Two taps A and B can fill a tank in 10 hours and 12 hours respectively. If the two taps are opened at 10 a.m., then at what time (in p.m.) should the tap A be closed to completely fill the tank at exactly 4 p.m.?

Given, that taps A and B can fill a tank in 10 hours and 12 hours respectively. 
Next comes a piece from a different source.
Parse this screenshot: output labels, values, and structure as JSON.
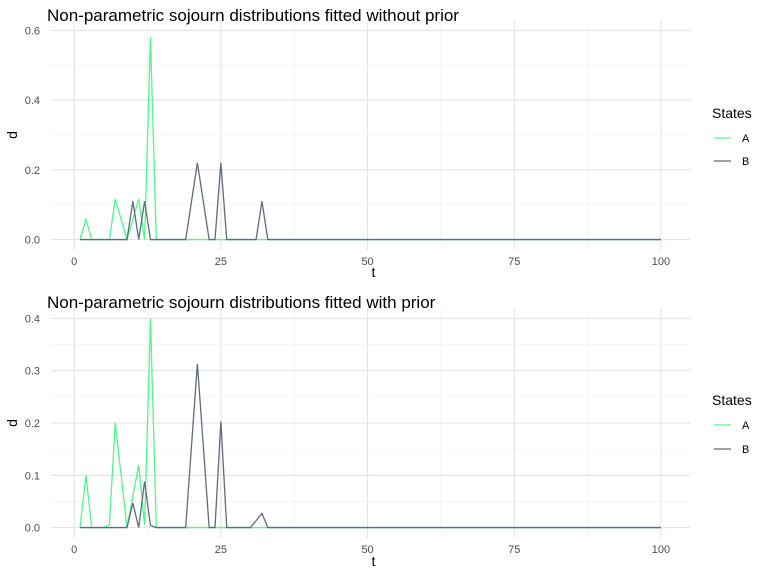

Work done by two taps in 1 hour = ($$\frac{1}{A} + \frac{1}{B}$$) = $$\frac{1}{10} + \frac{1}{12} = \frac{6 + 5}{60} = \frac{11}{60}$$

Let tap A be closed after x hours. Then,

Part filled by (A + B) in x hours + part filled by B in (6 - x) hours = 1

($$\frac{1}{A} + \frac{1}{B})x + \frac{6 - x}{B}$$ = 1

($$\frac{11}{60})x + \frac{6 - x}{12} = 1 \Rightarrow \frac{11x}{60}+\frac{6}{12}-\frac{x}{12}$$ = 1

$$\Rightarrow\frac{6x}{60}+\frac{6}{12}$$ = 1 $$\Rightarrow 6x = 30\Rightarrow x = 5$$

Tap A should be closed after 5 hours i.e at 3 pm

Hence, option B is the correct answer.